Михаил Антонов - Право и общество в концепции Георгия Давидовича Гурвича
Известный русский философ П. М. Бицилли, жестко раскритиковав интерпретацию Гурвичем идей Руссо (см. выше), дает положительный отзыв о концепции социального права, характеризуя ее как «спасительную реакцию против пока еще не вполне преодоленного культа “чистой”, игнорирующей жизнь науки»[237]. Философ подчеркивает демократизм концепции Гурвича, который видит выход из современного кризиса в углублении и расширении понятия демократия, в восстановлении идеи соборности. Современному правосознанию, которое помещает понятие демократии только в одну плоскость государства, Гурвич противопоставляет «многоплоскостную концепцию» общества[238]. Оба автора сходятся в том, что в основу реформы демократии должна быть положена не идея абстрактного индивида и государства, но идея конкретной, реальной личности, органически связанной с целым рядом различных и независимых коллективов, каждый из которых является демократически устроенным и обладающим собственным правом организмом. Эта идея обосновывает право общественной, а не государственной собственности; ее субъект – уже не сумма изолированных человеческих единиц, но совокупность всех реально участвующих в жизни коллектива личностей. И, как заключает Бицилли, «современный средний человек должен сделать большое умственное усилие, чтобы понять то, что некогда было чем-то само собою разумеющимся, чтобы усвоить идею социального права»[239].

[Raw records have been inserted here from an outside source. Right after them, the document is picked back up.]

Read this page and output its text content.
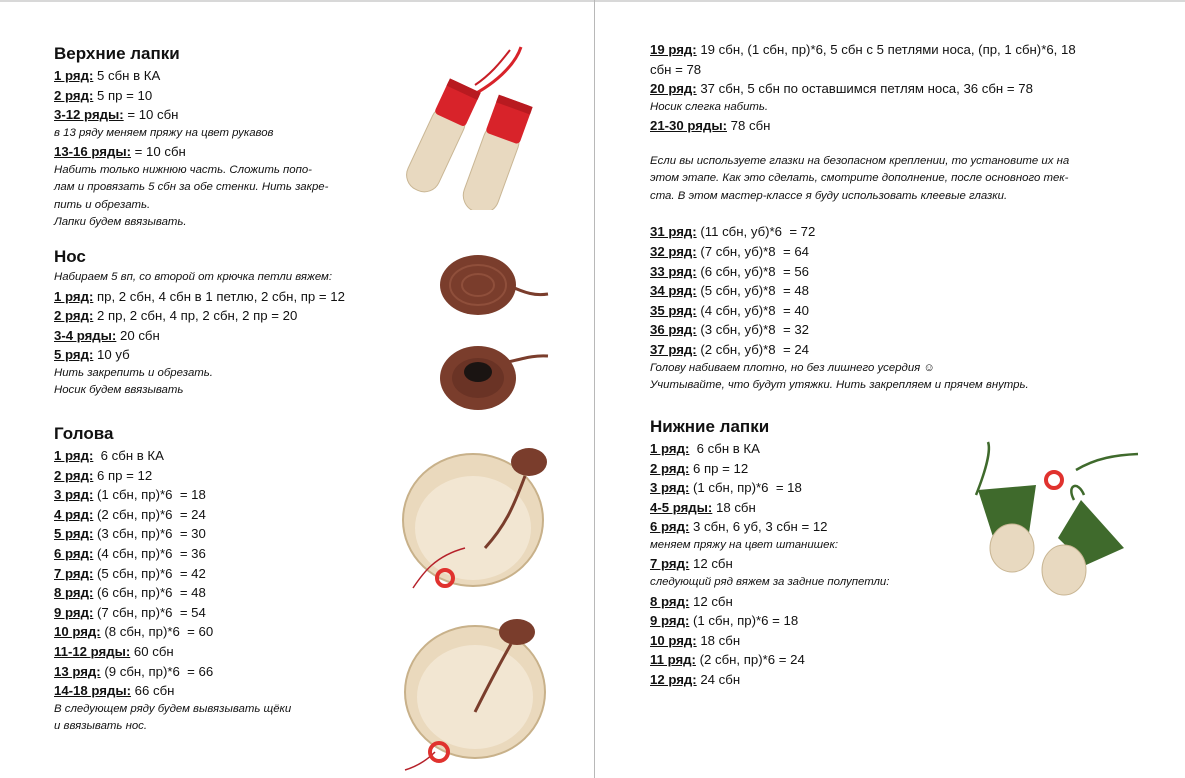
Верхние лапки
1 ряд: 5 сбн в КА
2 ряд: 5 пр = 10
3-12 ряды: = 10 сбн
в 13 ряду меняем пряжу на цвет рукавов
13-16 ряды: = 10 сбн
Набить только нижнюю часть. Сложить попо-
лам и провязать 5 сбн за обе стенки. Нить закре-
пить и обрезать.
Лапки будем ввязывать.
Нос
Набираем 5 вп, со второй от крючка петли вяжем:
1 ряд: пр, 2 сбн, 4 сбн в 1 петлю, 2 сбн, пр = 12
2 ряд: 2 пр, 2 сбн, 4 пр, 2 сбн, 2 пр = 20
3-4 ряды: 20 сбн
5 ряд: 10 уб
Нить закрепить и обрезать.
Носик будем ввязывать
Голова
1 ряд:  6 сбн в КА
2 ряд: 6 пр = 12
3 ряд: (1 сбн, пр)*6  = 18
4 ряд: (2 сбн, пр)*6  = 24
5 ряд: (3 сбн, пр)*6  = 30
6 ряд: (4 сбн, пр)*6  = 36
7 ряд: (5 сбн, пр)*6  = 42
8 ряд: (6 сбн, пр)*6  = 48
9 ряд: (7 сбн, пр)*6  = 54
10 ряд: (8 сбн, пр)*6  = 60
11-12 ряды: 60 сбн
13 ряд: (9 сбн, пр)*6  = 66
14-18 ряды: 66 сбн
В следующем ряду будем вывязывать щёки
и ввязывать нос.
19 ряд: 19 сбн, (1 сбн, пр)*6, 5 сбн с 5 петлями носа, (пр, 1 сбн)*6, 18
сбн = 78
20 ряд: 37 сбн, 5 сбн по оставшимся петлям носа, 36 сбн = 78
Носик слегка набить.
21-30 ряды: 78 сбн
Если вы используете глазки на безопасном креплении, то установите их на
этом этапе. Как это сделать, смотрите дополнение, после основного тек-
ста. В этом мастер-классе я буду использовать клеевые глазки.
31 ряд: (11 сбн, уб)*6  = 72
32 ряд: (7 сбн, уб)*8  = 64
33 ряд: (6 сбн, уб)*8  = 56
34 ряд: (5 сбн, уб)*8  = 48
35 ряд: (4 сбн, уб)*8  = 40
36 ряд: (3 сбн, уб)*8  = 32
37 ряд: (2 сбн, уб)*8  = 24
Голову набиваем плотно, но без лишнего усердия ☺
Учитывайте, что будут утяжки. Нить закрепляем и прячем внутрь.
Нижние лапки
1 ряд:  6 сбн в КА
2 ряд: 6 пр = 12
3 ряд: (1 сбн, пр)*6  = 18
4-5 ряды: 18 сбн
6 ряд: 3 сбн, 6 уб, 3 сбн = 12
меняем пряжу на цвет штанишек:
7 ряд: 12 сбн
следующий ряд вяжем за задние полупетли:
8 ряд: 12 сбн
9 ряд: (1 сбн, пр)*6 = 18
10 ряд: 18 сбн
11 ряд: (2 сбн, пр)*6 = 24
12 ряд: 24 сбн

Гурвич занял в эмиграции особое независимое положение: он оставался в стороне от политических интриг[240] русских эмигрантских кругов, критикуя как защитников[241], так и противников советского режима, призывавших к его насильственному свержению[242], пытаясь найти истинную сущность социализма за пределами политических дискуссий[243]. Он продолжает разработку своей доктрины социального права, которую готовит уже в рамках докторской диссертации, публикует статьи по истории политико-правовой мысли и современной немецкой философии.
В последние годы жизни мыслитель принципиально отдалился от эмигрантских кругов, прекратил печататься в периодических изданиях эмиграции, более скудной становится и его переписка с соотечественниками. Гурвич выступал против господствующих в русской эмиграции антисоветских настроений, что, например, послужило причиной для разлада с редакцией «Современных записок»[244]. В русской революции Гурвич видел не столько трагическую ошибку истории, сколько грандиозный социальный эксперимент, предваряющий грядущие изменения в структуре современных ему обществ[245].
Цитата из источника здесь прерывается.